Remain in position for petting
Therapy dogs should be taught to remain still in position for petting and handling. This is not a skill we often teach pet dogs outside of competition obedience, but even a friendly dog rising from a sit to say hello could frighten or disrupt some of the fragile populations we visit. It is helpful to teach a hand signal which cues the dog to remain in position and that they will be touched and handled. Similar to cooperative care protocols, dogs may also be taught to give a ‘cut-off’ cue whereby by the handler will politely and skillfully end the interaction.
Response to name with eye contact
Handlers in Therapy Skills class are taught to practice saying their dogs name in a conversational tone, and praising and rewarding for eye contact. It is nice for clients when a visiting dog responds with eye contact to their name, and the dogs should be conditioned positively to prolonged eye contact so it is not disconcerting or threatening for the dog.
We know that fun tricks can quickly become self reinforcing behaviors for dogs, and tricks can be a wonderful tension-reducer for therapy dogs and clients alike. Handlers are advised to be sensitive to the emotional and physical frailties of many of the clients we visit. “Bang bang, play dead” or “Give paw” are not advisable choices. “Speak” is not an appropriate trick, as therapy dogs should not bark, even on cue. A cute “Spin” or “Bow” or “Roll over” are more AAI-friendly behaviors.

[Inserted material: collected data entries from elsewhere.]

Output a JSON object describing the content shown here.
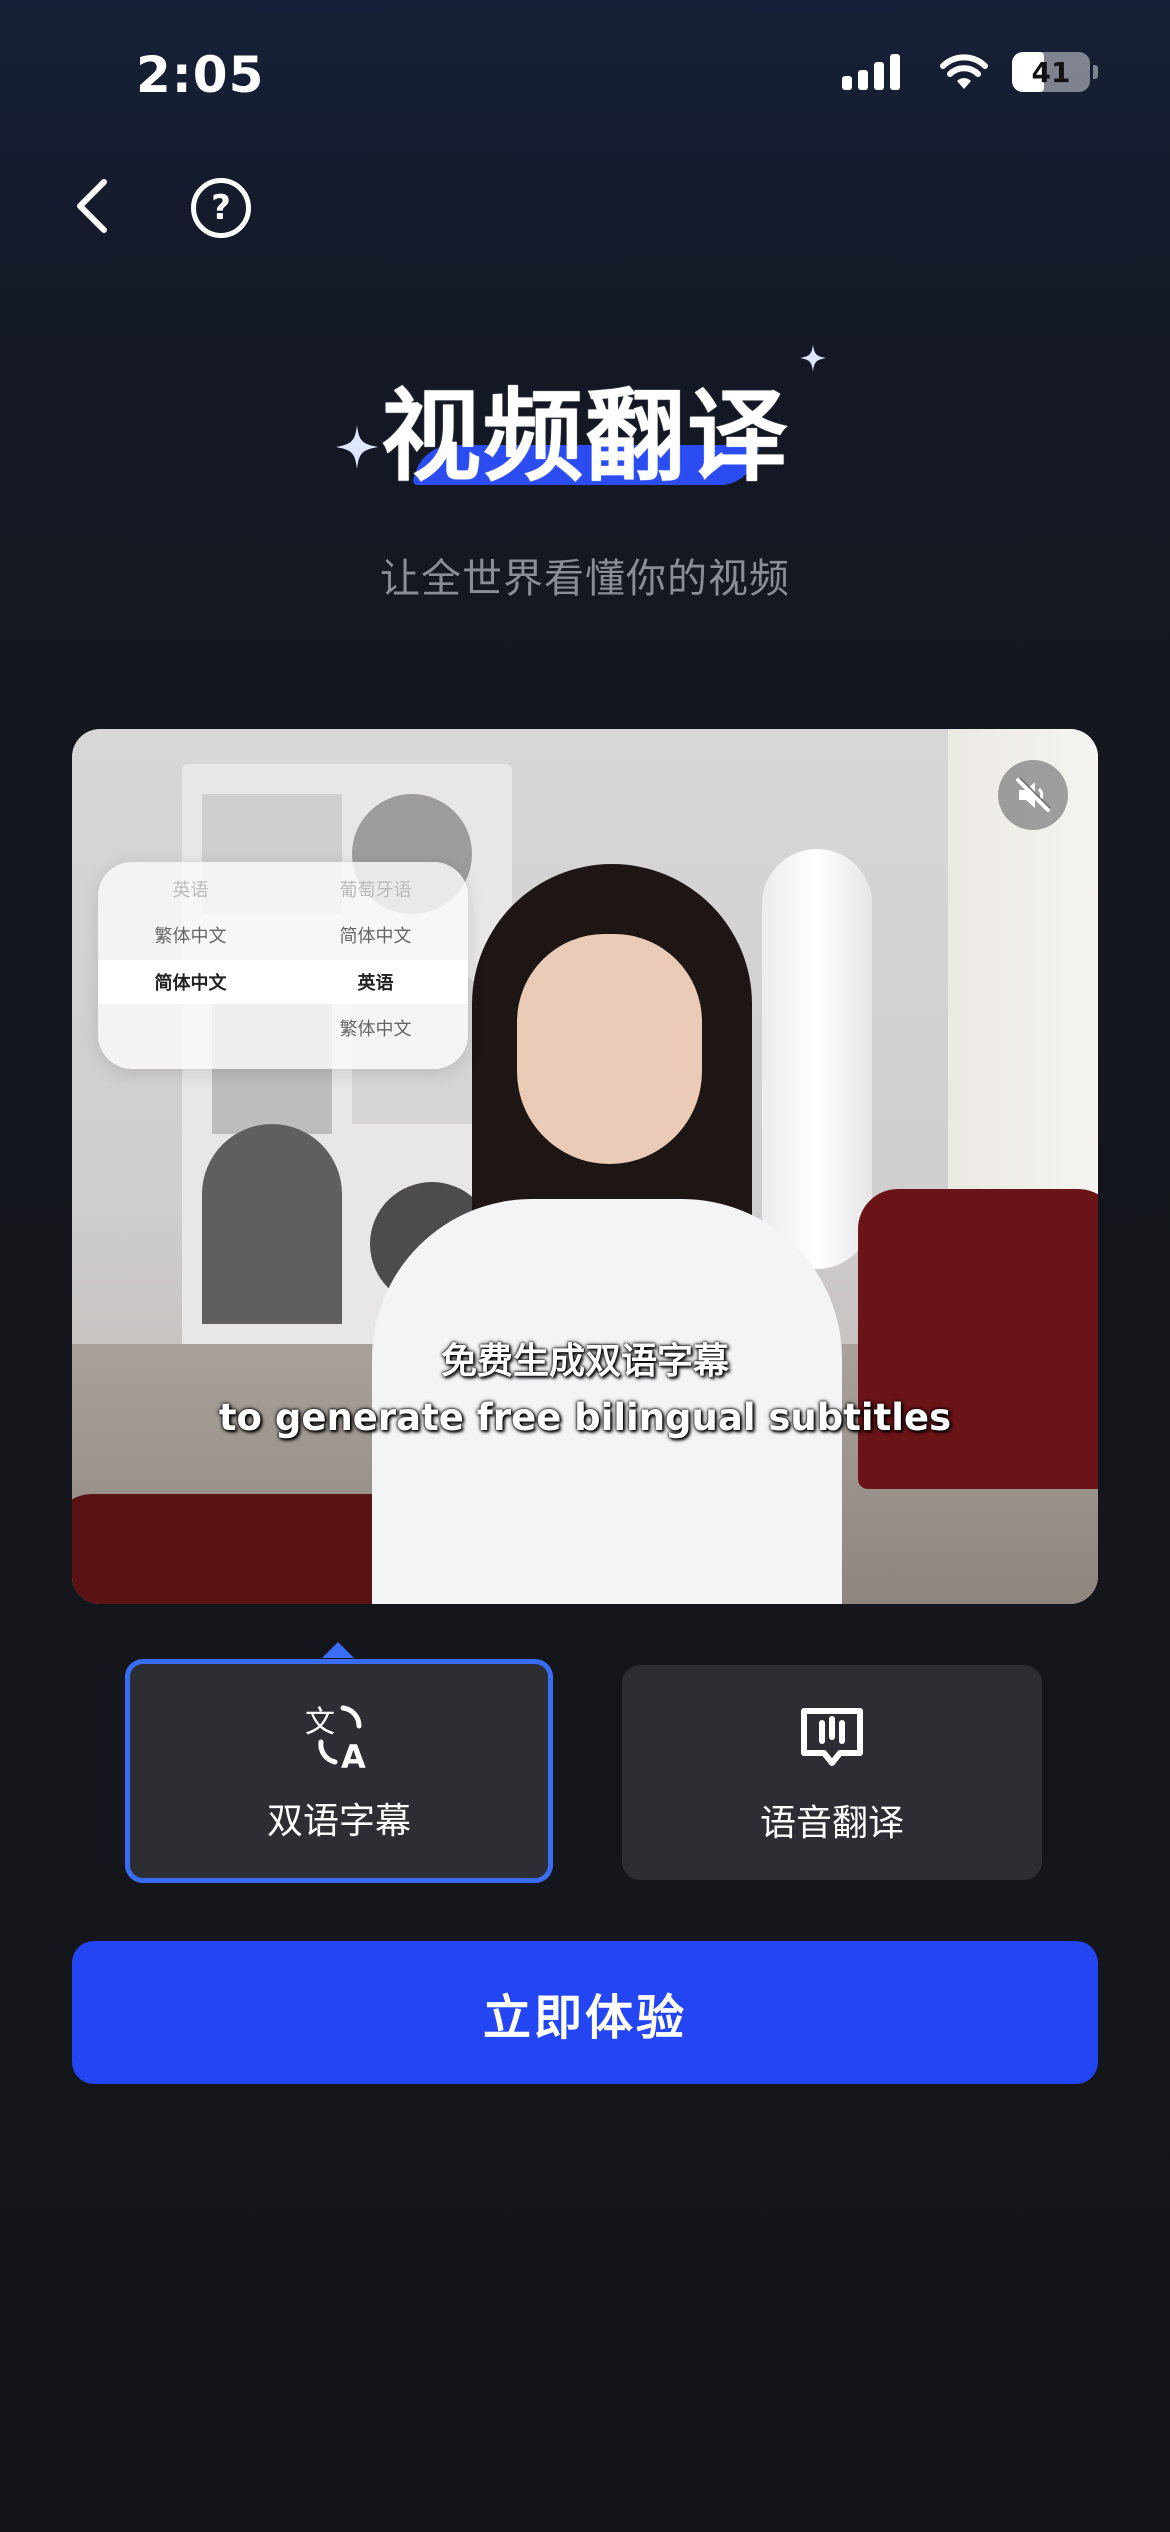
{
  "status_bar": {
    "time": "2:05",
    "battery": "41"
  },
  "nav": {
    "back_icon": "chevron-left-icon",
    "help_label": "?"
  },
  "hero": {
    "title": "视频翻译",
    "subtitle": "让全世界看懂你的视频"
  },
  "video": {
    "language_panel": {
      "rows": [
        [
          "英语",
          "葡萄牙语"
        ],
        [
          "繁体中文",
          "简体中文"
        ],
        [
          "简体中文",
          "英语"
        ],
        [
          "",
          "繁体中文"
        ]
      ]
    },
    "caption_cn": "免费生成双语字幕",
    "caption_en": "to generate free bilingual subtitles",
    "mute_icon": "speaker-muted-icon"
  },
  "modes": [
    {
      "label": "双语字幕",
      "icon": "translate-icon",
      "selected": true
    },
    {
      "label": "语音翻译",
      "icon": "voice-message-icon",
      "selected": false
    }
  ],
  "cta": {
    "label": "立即体验"
  },
  "colors": {
    "accent": "#2446F2",
    "selection_border": "#3A6DF5",
    "background": "#141519"
  }
}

With increasing popularity and the body of scientific evidence mounting to back up what we in the field already experience as an incredible capacity for healing and recovery, standards of practice are being worked on to legitimize these very special working dogs and protect their right to safely enjoy their work. The keys to ensuring the welfare of AAI dogs will be: selecting proper candidates based on temperament, thorough training and evaluation of both dog and handler, and a human teammate who astutely and objectively observes, understands, respects, and seamlessly communicates with and supports their working partner.
Melissa Schiraldi believes passionately in the healing power of the human-canine bond. She began her training career with East Coast Assistance Dogs, where she became an ADI-Certified Service Dog Instructor. She is currently the Westchester-Fairfield Executive Trainer for The Good Dog Foundation, and takes a relationship-based approach to training companion dogs with her business, True Love Dog Training.